Papandreu'nun aradığı söylendi, normalde Başbakanımızın masadan kalkıp görüşmesini yapıp geri gelmesi lazımdı. Onun yerine Başbakanımız 'Verin telefonu' dedi, 'speaker'a bastı ve orada masada Papandreu'yu, iki başbakan birlikte kutladılar. Çok sıcak, hepimizi heyecanlandıran bir sohbet oldu.
O arada Başbakanımız kendisini Türkiye'ye davet etti. Hatırlarsınız biz de 3 Kasımda iktidara geldiğimizde, seçimi kazandığımızda Sayın Recep Tayyip Erdoğan'ın da ilk ziyaret ettiği şehir Atina olmuştu. 11 Kasımda ilk toplantımızı sayın (eski Başbakan Kostas) Simitis ile yapmıştık, daha sonra da AB üyesi ülkelerinin 14'ünü gezmiş ve BM Güvenlik Konseyi Daimi Üyesi ülkelerin tamamını ziyaret etmiştik."
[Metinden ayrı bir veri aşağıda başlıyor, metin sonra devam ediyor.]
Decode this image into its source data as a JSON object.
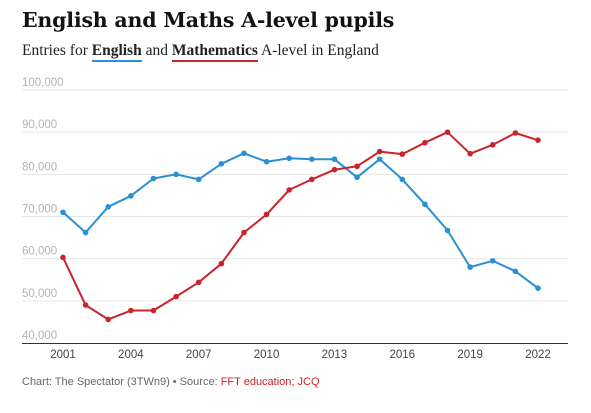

Bu telefon görüşmesinin ardından Papandreu'nun Güneydoğu Avrupa Dışişleri Bakanları toplantısı için İstanbul'a geldiğini ve İsmail Cem'in mezarını ziyaret ederek zeytin dalı getirdiğini hatırlatan Bağış, Başbakan Erdoğan'ın Papandreu ile görüşmek için Ankara'dan İstanbul'a geldiğini ve bir buçuk saatlik bir görüşme yaptıklarını belirtti. Bağış, Sosyalist Enternasyonal'in başkanlığını yapan Papandreu ile daha önce de sürekli temasları olduğunu söyledi.
Papandreu'nun Kıbrıs ziyaretinde nispeten olumlu mesajlar verdiğine, Türkiye'nin AB üyeliği konusunda 2014'ü tarih vererek konuştuğuna ve tam üyelik dışında alternatifin söz konusu olmadığını söylediğine dikkati çeken Bağış, bunların önemli jestler olduğunu, dünkü konferansa gelen daveti de bu gelişmeleri dikkate alarak kabul ettiğini kaydetti.
Başbakan Erdoğan'ın mektubu
Başbakan Erdoğan'ın Papandreu'ya gönderdiği mektuba da değinen Bağış, Başbakan Erdoğan'ın mektubunda Kıbrıs meselesi, azınlıklar konusu, Türkiye'nin AB süreci ve yasadışı göç konularında düşüncelerini dile getirdiğini söyledi.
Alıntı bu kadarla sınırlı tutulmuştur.